I asked Gary for his “Desert Island” wines. First, he chose Chateau Leoville Barton 1985 (£70, duty paid L’Assemblage). “I bought this from the Islington branch of Majestic Wines and took it straight home to have with my girlfriend and it was amazing.”
Intercapital was growing fast and Boom made a good living. Fittingly, wine number two on his list was the 1970 Latour (£216, Four Walls Wine Co for a bottle). “I will always remember this one. We had had a great day in the broking firm, we had made £250,000, and Michael and I opened a magnum and drank it to celebrate.”
As a further reward Spencer made Boom the unofficial head of wine buying at Intercapital.
“We were so lucky. We tried all the great wines, often before they became great. We were in the right place at the right time.”
Boom had always promised himself he would retire from the City when he made some money and he did just that a few years later. “I arrived in London with £10 in my pocket and I lived in a squat. So I always said I would quit once I had made £1 million. I made a multiple of that and thought, ‘this is my opportunity’. I wasn’t going to do anything at all.”
But Boom set up Bordeaux Index instead, with a determination to shake up the crusty old world of fine wine merchanting.

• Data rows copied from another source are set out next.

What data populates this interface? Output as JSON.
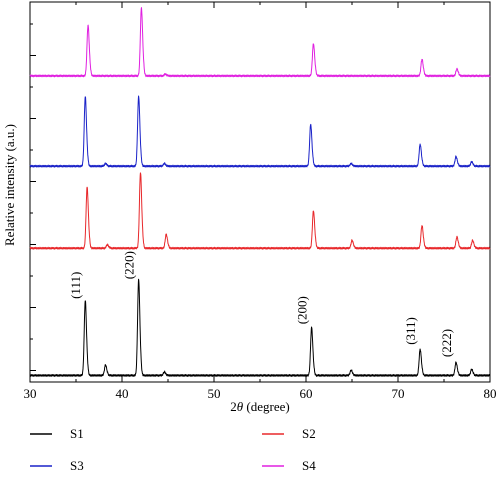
{
  "chart_data": {
    "type": "line",
    "xlabel_prefix": "2",
    "xlabel_theta": "θ",
    "xlabel_suffix": " (degree)",
    "ylabel": "Relative intensity (a.u.)",
    "xlim": [
      30,
      80
    ],
    "xticks": [
      30,
      40,
      50,
      60,
      70,
      80
    ],
    "grid": false,
    "legend_position": "bottom",
    "series": [
      {
        "name": "S1",
        "color": "#000000",
        "baseline": 0.0,
        "peaks": [
          {
            "x": 36.0,
            "h": 0.86
          },
          {
            "x": 38.2,
            "h": 0.12
          },
          {
            "x": 41.8,
            "h": 1.1
          },
          {
            "x": 44.6,
            "h": 0.04
          },
          {
            "x": 60.6,
            "h": 0.55
          },
          {
            "x": 64.9,
            "h": 0.06
          },
          {
            "x": 72.4,
            "h": 0.3
          },
          {
            "x": 76.3,
            "h": 0.15
          },
          {
            "x": 78.0,
            "h": 0.07
          }
        ]
      },
      {
        "name": "S2",
        "color": "#e8282b",
        "baseline": 1.55,
        "peaks": [
          {
            "x": 36.2,
            "h": 0.7
          },
          {
            "x": 38.4,
            "h": 0.04
          },
          {
            "x": 42.0,
            "h": 0.87
          },
          {
            "x": 44.8,
            "h": 0.16
          },
          {
            "x": 60.8,
            "h": 0.43
          },
          {
            "x": 65.0,
            "h": 0.09
          },
          {
            "x": 72.6,
            "h": 0.26
          },
          {
            "x": 76.4,
            "h": 0.13
          },
          {
            "x": 78.1,
            "h": 0.09
          }
        ]
      },
      {
        "name": "S3",
        "color": "#1a22c8",
        "baseline": 2.55,
        "peaks": [
          {
            "x": 36.0,
            "h": 0.8
          },
          {
            "x": 38.2,
            "h": 0.03
          },
          {
            "x": 41.8,
            "h": 0.8
          },
          {
            "x": 44.6,
            "h": 0.03
          },
          {
            "x": 60.5,
            "h": 0.48
          },
          {
            "x": 64.9,
            "h": 0.03
          },
          {
            "x": 72.4,
            "h": 0.25
          },
          {
            "x": 76.3,
            "h": 0.11
          },
          {
            "x": 78.0,
            "h": 0.05
          }
        ]
      },
      {
        "name": "S4",
        "color": "#e020e0",
        "baseline": 3.65,
        "peaks": [
          {
            "x": 36.3,
            "h": 0.58
          },
          {
            "x": 42.1,
            "h": 0.78
          },
          {
            "x": 44.7,
            "h": 0.02
          },
          {
            "x": 60.8,
            "h": 0.37
          },
          {
            "x": 72.6,
            "h": 0.19
          },
          {
            "x": 76.4,
            "h": 0.08
          }
        ]
      }
    ],
    "annotations": [
      {
        "text": "(111)",
        "x": 36.0,
        "series": "S1"
      },
      {
        "text": "(220)",
        "x": 41.8,
        "series": "S1"
      },
      {
        "text": "(200)",
        "x": 60.6,
        "series": "S1"
      },
      {
        "text": "(311)",
        "x": 72.4,
        "series": "S1"
      },
      {
        "text": "(222)",
        "x": 76.3,
        "series": "S1"
      }
    ]
  }
}
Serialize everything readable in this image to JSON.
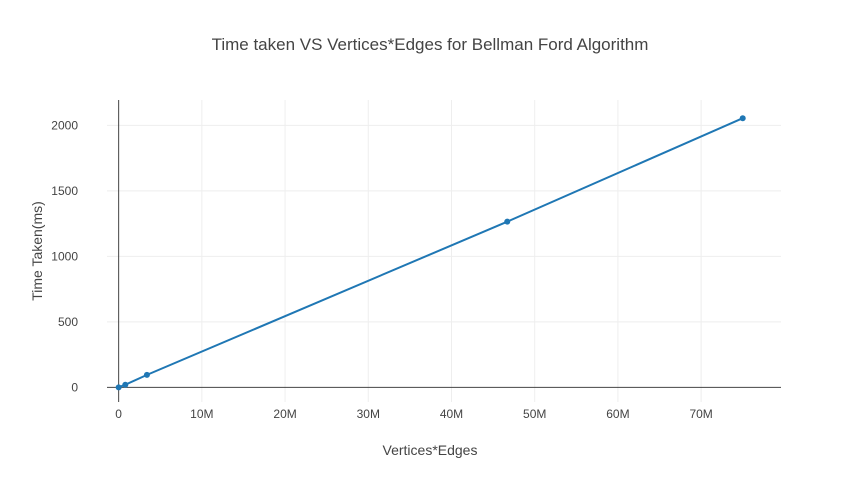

“I realised this was a business that needed to be modernised and I thought I could bring a trader’s mentality to it.”
Today Bordeaux Index has grown and diversified massively, but it is still a unique business – one that allows customers to buy and sell their wines.
And so to wine number three and this one is a Bordeaux, too. It’s a Margaux 1983 (over £200 if you can find a bottle these days), which is the first case of wine he ever bought.
Boom has exciting development plans for the business but none of that has dimmed his love for drinking the stuff. For Christmas dinner, he has a magnum of 1985 Margaux lined up.